1989 maritime incident in Romania

Mogoșoaia was a Romanian ferry which sank due to a collision with a convoy of six Bulgarian barges, carrying iron ore, and the pusher ship Petar Karamincev (MMSI: 207261214) on 10 September 1989. Of the 255 people on board only 16 survived. The incident happened when the Mogoșoaia was sailing across the Danube from Galați to Grindu in thick fog.

== Aftermath ==
Gheorghi Petrov Anghelovschi, the commander of the Bulgarian pusher Petar Karamincev, was declared responsible for the disaster and arrested in September 1989. He spent about two months in custody in Romania before being released amid the political upheaval in both countries and returned to Bulgaria, where he served no further time.
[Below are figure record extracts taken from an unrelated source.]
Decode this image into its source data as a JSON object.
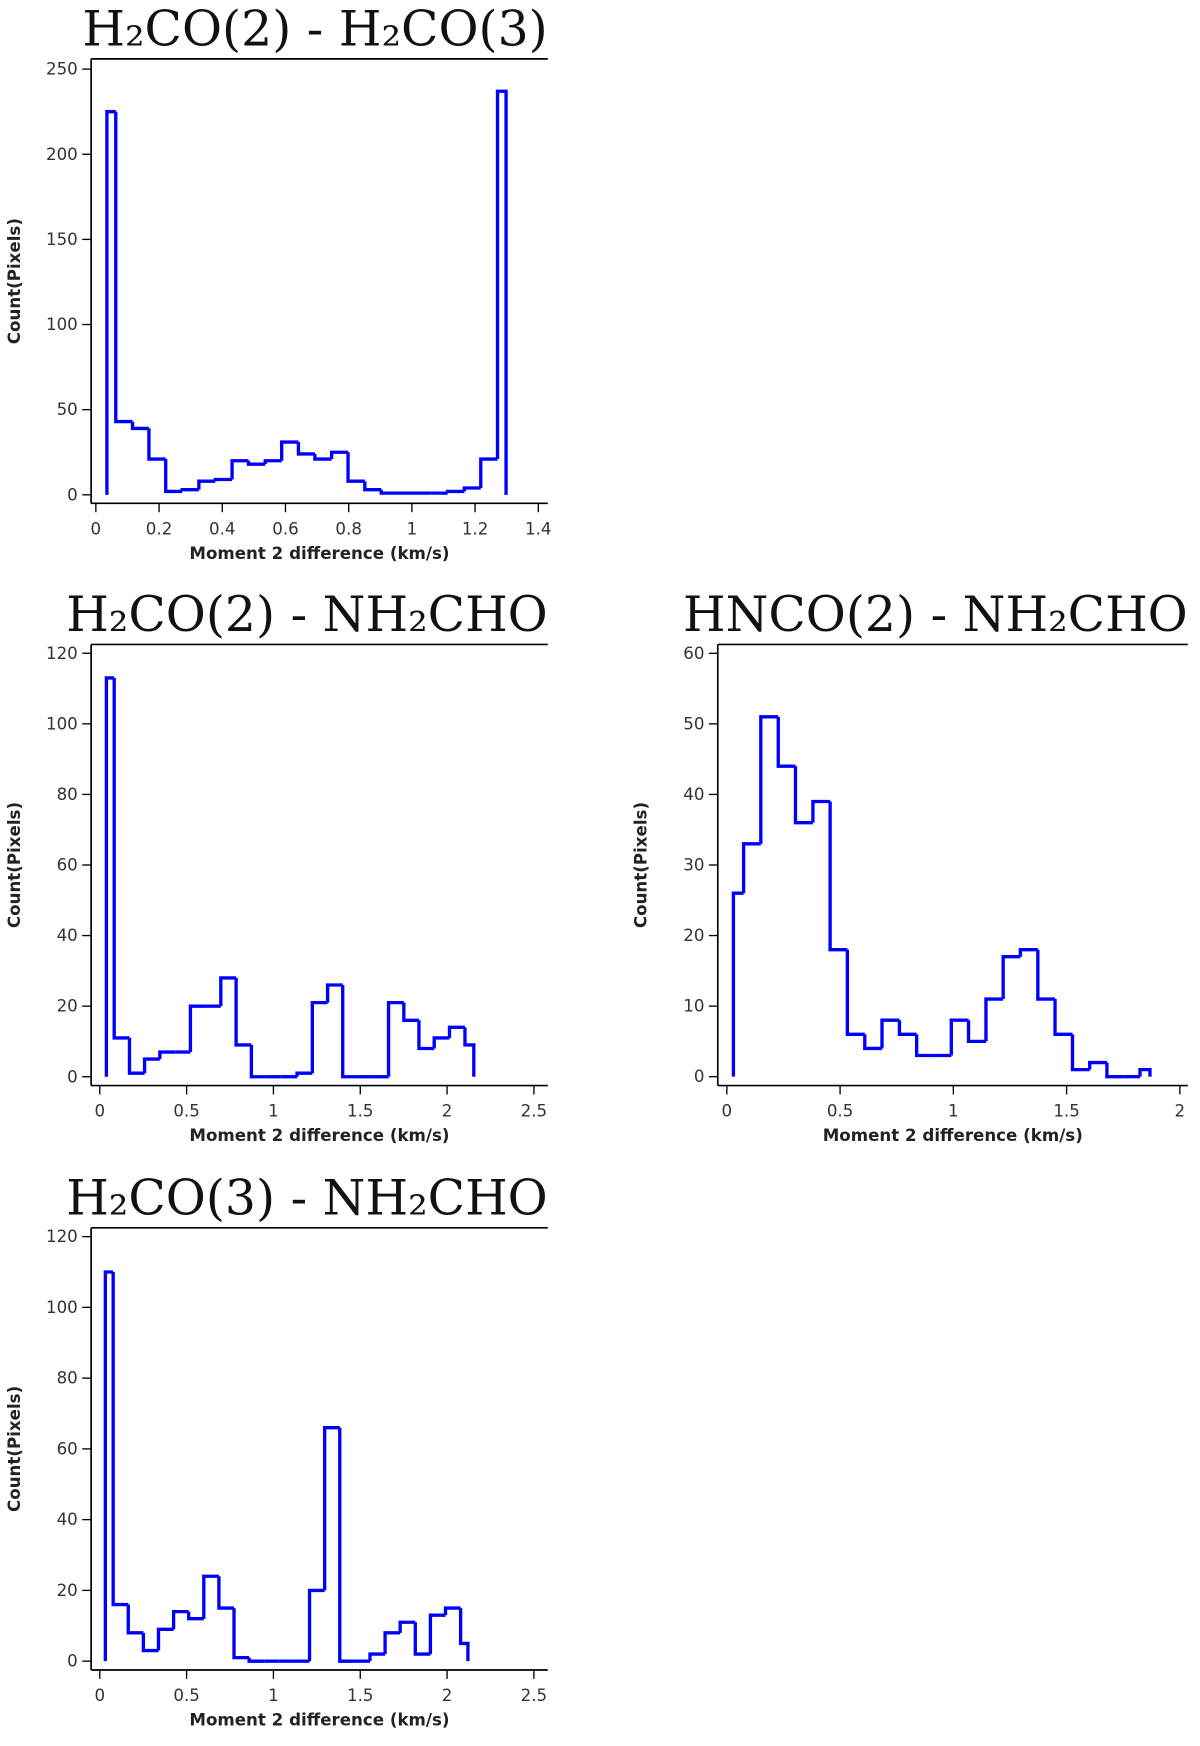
{
  "chart_data": [
    {
      "type": "histogram",
      "title": "H₂CO(2) - H₂CO(3)",
      "xlabel": "Moment 2 difference (km/s)",
      "ylabel": "Count(Pixels)",
      "color": "#0000ff",
      "bins": [
        0.035,
        0.063,
        0.116,
        0.168,
        0.221,
        0.273,
        0.326,
        0.378,
        0.431,
        0.483,
        0.536,
        0.588,
        0.641,
        0.693,
        0.746,
        0.798,
        0.851,
        0.903,
        0.956,
        1.008,
        1.061,
        1.113,
        1.166,
        1.218,
        1.271,
        1.298
      ],
      "counts": [
        225,
        43,
        39,
        21,
        2,
        3,
        8,
        9,
        20,
        18,
        20,
        31,
        24,
        21,
        25,
        8,
        3,
        1,
        1,
        1,
        1,
        2,
        4,
        21,
        237
      ],
      "xlim": [
        -0.015,
        1.43
      ],
      "ylim": [
        -5,
        256
      ],
      "xticks": [
        0,
        0.2,
        0.4,
        0.6,
        0.8,
        1,
        1.2,
        1.4
      ],
      "yticks": [
        0,
        50,
        100,
        150,
        200,
        250
      ]
    },
    {
      "type": "histogram",
      "title": "H₂CO(2) - NH₂CHO",
      "xlabel": "Moment 2 difference (km/s)",
      "ylabel": "Count(Pixels)",
      "color": "#0000ff",
      "bins": [
        0.038,
        0.083,
        0.171,
        0.258,
        0.346,
        0.434,
        0.522,
        0.609,
        0.697,
        0.785,
        0.873,
        0.961,
        1.048,
        1.136,
        1.224,
        1.312,
        1.399,
        1.487,
        1.575,
        1.663,
        1.751,
        1.838,
        1.926,
        2.014,
        2.103,
        2.154
      ],
      "counts": [
        113,
        11,
        1,
        5,
        7,
        7,
        20,
        20,
        28,
        9,
        0,
        0,
        0,
        1,
        21,
        26,
        0,
        0,
        0,
        21,
        16,
        8,
        11,
        14,
        9
      ],
      "xlim": [
        -0.05,
        2.58
      ],
      "ylim": [
        -2.5,
        122.5
      ],
      "xticks": [
        0,
        0.5,
        1,
        1.5,
        2,
        2.5
      ],
      "yticks": [
        0,
        20,
        40,
        60,
        80,
        100,
        120
      ]
    },
    {
      "type": "histogram",
      "title": "HNCO(2) - NH₂CHO",
      "xlabel": "Moment 2 difference (km/s)",
      "ylabel": "Count(Pixels)",
      "color": "#0000ff",
      "bins": [
        0.029,
        0.074,
        0.15,
        0.227,
        0.303,
        0.38,
        0.456,
        0.532,
        0.609,
        0.685,
        0.762,
        0.838,
        0.914,
        0.991,
        1.067,
        1.144,
        1.22,
        1.296,
        1.373,
        1.449,
        1.526,
        1.602,
        1.678,
        1.755,
        1.824,
        1.868
      ],
      "counts": [
        26,
        33,
        51,
        44,
        36,
        39,
        18,
        6,
        4,
        8,
        6,
        3,
        3,
        8,
        5,
        11,
        17,
        18,
        11,
        6,
        1,
        2,
        0,
        0,
        1
      ],
      "xlim": [
        -0.04,
        2.035
      ],
      "ylim": [
        -1.26,
        61.26
      ],
      "xticks": [
        0,
        0.5,
        1,
        1.5,
        2
      ],
      "yticks": [
        0,
        10,
        20,
        30,
        40,
        50,
        60
      ]
    },
    {
      "type": "histogram",
      "title": "H₂CO(3) - NH₂CHO",
      "xlabel": "Moment 2 difference (km/s)",
      "ylabel": "Count(Pixels)",
      "color": "#0000ff",
      "bins": [
        0.032,
        0.077,
        0.164,
        0.251,
        0.338,
        0.425,
        0.512,
        0.599,
        0.686,
        0.773,
        0.86,
        0.947,
        1.034,
        1.121,
        1.208,
        1.295,
        1.382,
        1.469,
        1.556,
        1.643,
        1.73,
        1.817,
        1.904,
        1.991,
        2.078,
        2.12
      ],
      "counts": [
        110,
        16,
        8,
        3,
        9,
        14,
        12,
        24,
        15,
        1,
        0,
        0,
        0,
        0,
        20,
        66,
        0,
        0,
        2,
        8,
        11,
        2,
        13,
        15,
        5
      ],
      "xlim": [
        -0.05,
        2.58
      ],
      "ylim": [
        -2.5,
        122.5
      ],
      "xticks": [
        0,
        0.5,
        1,
        1.5,
        2,
        2.5
      ],
      "yticks": [
        0,
        20,
        40,
        60,
        80,
        100,
        120
      ]
    }
  ]
}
Romanian courts sentenced him to ten years' imprisonment for culpable destruction, finding that his failure to observe the Danube navigation rules had caused the collision; the sentence became final in 1993 but was never executed.
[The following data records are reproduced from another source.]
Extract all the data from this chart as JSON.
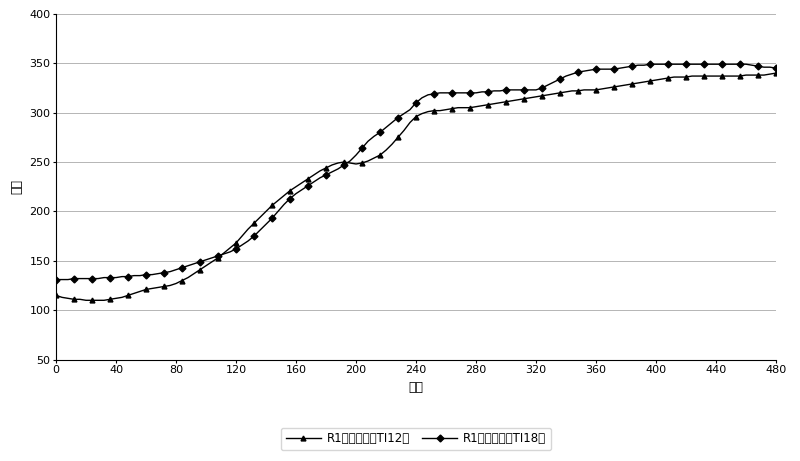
{
  "ti12_x": [
    0,
    4,
    8,
    12,
    16,
    20,
    24,
    28,
    32,
    36,
    40,
    44,
    48,
    52,
    56,
    60,
    64,
    68,
    72,
    76,
    80,
    84,
    88,
    92,
    96,
    100,
    104,
    108,
    112,
    116,
    120,
    124,
    128,
    132,
    136,
    140,
    144,
    148,
    152,
    156,
    160,
    164,
    168,
    172,
    176,
    180,
    184,
    188,
    192,
    196,
    200,
    204,
    208,
    212,
    216,
    220,
    224,
    228,
    232,
    236,
    240,
    244,
    248,
    252,
    256,
    260,
    264,
    268,
    272,
    276,
    280,
    284,
    288,
    292,
    296,
    300,
    304,
    308,
    312,
    316,
    320,
    324,
    328,
    332,
    336,
    340,
    344,
    348,
    352,
    356,
    360,
    364,
    368,
    372,
    376,
    380,
    384,
    388,
    392,
    396,
    400,
    404,
    408,
    412,
    416,
    420,
    424,
    428,
    432,
    436,
    440,
    444,
    448,
    452,
    456,
    460,
    464,
    468,
    472,
    476,
    480
  ],
  "ti12_y": [
    115,
    113,
    112,
    111,
    111,
    110,
    110,
    110,
    110,
    111,
    112,
    113,
    115,
    117,
    119,
    121,
    122,
    123,
    124,
    125,
    127,
    130,
    133,
    137,
    141,
    145,
    149,
    153,
    158,
    163,
    168,
    175,
    182,
    188,
    194,
    200,
    206,
    211,
    216,
    221,
    225,
    229,
    233,
    237,
    241,
    244,
    247,
    249,
    250,
    249,
    248,
    249,
    251,
    254,
    257,
    262,
    268,
    275,
    282,
    290,
    296,
    299,
    301,
    302,
    302,
    303,
    304,
    305,
    305,
    305,
    306,
    307,
    308,
    309,
    310,
    311,
    312,
    313,
    314,
    315,
    316,
    317,
    318,
    319,
    320,
    321,
    322,
    322,
    323,
    323,
    323,
    324,
    325,
    326,
    327,
    328,
    329,
    330,
    331,
    332,
    333,
    334,
    335,
    336,
    336,
    336,
    337,
    337,
    337,
    337,
    337,
    337,
    337,
    337,
    337,
    338,
    338,
    338,
    338,
    339,
    340
  ],
  "ti18_x": [
    0,
    4,
    8,
    12,
    16,
    20,
    24,
    28,
    32,
    36,
    40,
    44,
    48,
    52,
    56,
    60,
    64,
    68,
    72,
    76,
    80,
    84,
    88,
    92,
    96,
    100,
    104,
    108,
    112,
    116,
    120,
    124,
    128,
    132,
    136,
    140,
    144,
    148,
    152,
    156,
    160,
    164,
    168,
    172,
    176,
    180,
    184,
    188,
    192,
    196,
    200,
    204,
    208,
    212,
    216,
    220,
    224,
    228,
    232,
    236,
    240,
    244,
    248,
    252,
    256,
    260,
    264,
    268,
    272,
    276,
    280,
    284,
    288,
    292,
    296,
    300,
    304,
    308,
    312,
    316,
    320,
    324,
    328,
    332,
    336,
    340,
    344,
    348,
    352,
    356,
    360,
    364,
    368,
    372,
    376,
    380,
    384,
    388,
    392,
    396,
    400,
    404,
    408,
    412,
    416,
    420,
    424,
    428,
    432,
    436,
    440,
    444,
    448,
    452,
    456,
    460,
    464,
    468,
    472,
    476,
    480
  ],
  "ti18_y": [
    131,
    131,
    131,
    132,
    132,
    132,
    132,
    132,
    133,
    133,
    133,
    134,
    134,
    135,
    135,
    136,
    136,
    137,
    138,
    139,
    141,
    143,
    145,
    147,
    149,
    151,
    153,
    155,
    157,
    159,
    162,
    166,
    170,
    175,
    181,
    187,
    193,
    200,
    207,
    213,
    218,
    222,
    226,
    230,
    234,
    237,
    240,
    243,
    247,
    251,
    257,
    264,
    271,
    276,
    280,
    285,
    290,
    295,
    299,
    303,
    310,
    315,
    318,
    319,
    320,
    320,
    320,
    320,
    320,
    320,
    320,
    321,
    321,
    322,
    322,
    323,
    323,
    323,
    323,
    323,
    323,
    325,
    328,
    331,
    334,
    337,
    339,
    341,
    342,
    343,
    344,
    344,
    344,
    344,
    345,
    346,
    347,
    348,
    348,
    349,
    349,
    349,
    349,
    349,
    349,
    349,
    349,
    349,
    349,
    349,
    349,
    349,
    349,
    349,
    349,
    349,
    348,
    347,
    346,
    346,
    345
  ],
  "xlabel": "时间",
  "ylabel": "温度",
  "xlim": [
    0,
    480
  ],
  "ylim": [
    50,
    400
  ],
  "xticks": [
    0,
    40,
    80,
    120,
    160,
    200,
    240,
    280,
    320,
    360,
    400,
    440,
    480
  ],
  "yticks": [
    50,
    100,
    150,
    200,
    250,
    300,
    350,
    400
  ],
  "legend_ti12": "R1入口温度（TI12）",
  "legend_ti18": "R1出口温度（TI18）",
  "line_color": "#000000",
  "marker_ti12": "^",
  "marker_ti18": "D",
  "markersize": 3.5,
  "linewidth": 1.0,
  "background_color": "#ffffff",
  "grid_color": "#aaaaaa"
}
Civil claims fared little better. The Bulgarian shipowner was ordered to pay damages both to NAVROM Galați, the owner of the Mogoșoaia, and to the victims' families, who in 1993 were awarded sums of between 30,000 and 80,000 lei each — amounts rendered nearly worthless by the rapid devaluation of the Romanian leu. NAVROM subsequently sought to have the damages revalued at 1.12 million US dollars, but the proceedings stalled for years. In 2003 the company attempted to have the Romanian judgment recognized and enforced in Bulgaria before the Sofia Court; the process was repeatedly delayed by procedural demands, and in December 2006 Romania's High Court of Cassation and Justice dismissed a related action as inadmissible. The judgment was never enforced, and no substantive compensation was ever collected.

As of 2026, the Petar Karamincev remained registered in Bulgaria and continued to transmit AIS position data as an active pusher on the Danube.